The initial implementation worked very well as it was. All the playtesters solved it and enjoyed it. The most common critique was that it was too easy, but being that the goal of this chamber was to be easy-but-fun, that critique was ultimately a good thing. Minor adjustments in the scale of the room and platform positions were made, but nothing as big as the other chambers' changes were needed.

 

For Reals

Now that each chamber’s gameplay was determined, the entire experience start to finish needed to be realized in a single map. Lots of the time spent here was making sure the overall pacing of the map felt right, adding in the visual and audio touches to make the map feel like a complete experience, and looking for and fixing bugs impeding the complete experience.

The first step was moving all the chambers into one single map. I decided to place the fizzler chamber first and laser puzzle last. The laser puzzle felt like the best choice for being the finale chamber as the player unlocks the room with the laser relays all lining up. Portaling through a door from standing on buttons felt like a less exciting exit.

After migrating the chambers into one map and adding the geo needed to connect them, the next step needed was adding the entry and exit elevators.

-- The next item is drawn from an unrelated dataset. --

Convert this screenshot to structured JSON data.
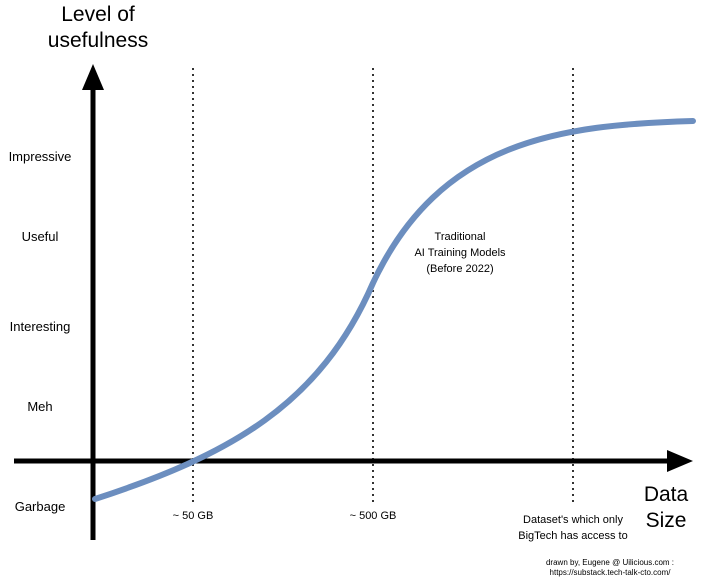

Thankfully, this was much easier to do in Portal 2 than it was in Portal 1 due to the instance tech (thanks Valve!).

Now that players could enter in an elevator, play all the chambers, and leave in an elevator, the map needed ambiance. The next step involved adding ambient audio, background music, and GLaDOS voice lines. Visual detailing with textures, light fixtures, observation rooms, and security cameras also give the map the touch needed to make players feel like they're playing a real Portal 2 map.

Playtesting and iterating continued during this phase. Rather than looking at how a chamber plays, the playtesting here was looking for how the overall experience (the gestalt) felt in addition to trying to find ways to break the map. Iterations here were primarily aesthetics and audio based, such as changing what music is used for what chamber and how often GLaDOS would speak. Additionally, finding and fixing bugs to make sure the map's quality was high took some time.

 

Polish and Optimization

By now the gestalt experience was playing well. The remaining work left was putting on the final touches and making sure performance was good. Most of the time spent was on optimizing as well as looking for and fixing bugs, but a few more final touches on detailing were also done. I did a final detailing pass, a lighting and shadow pass, double checked the area portaling on the doors, made sure Nodraw textures were on all the brush surfaces not seen by the player, and looked for any hard-to-find bugs.

 

“Done”

Now Cubi was ready for release! It was submitted to several different Portal 2 community and mod sites. When the Steam Workshop was released, I researched how to take a map made in Hammer and modify it so it can be published on the Steam Workshop.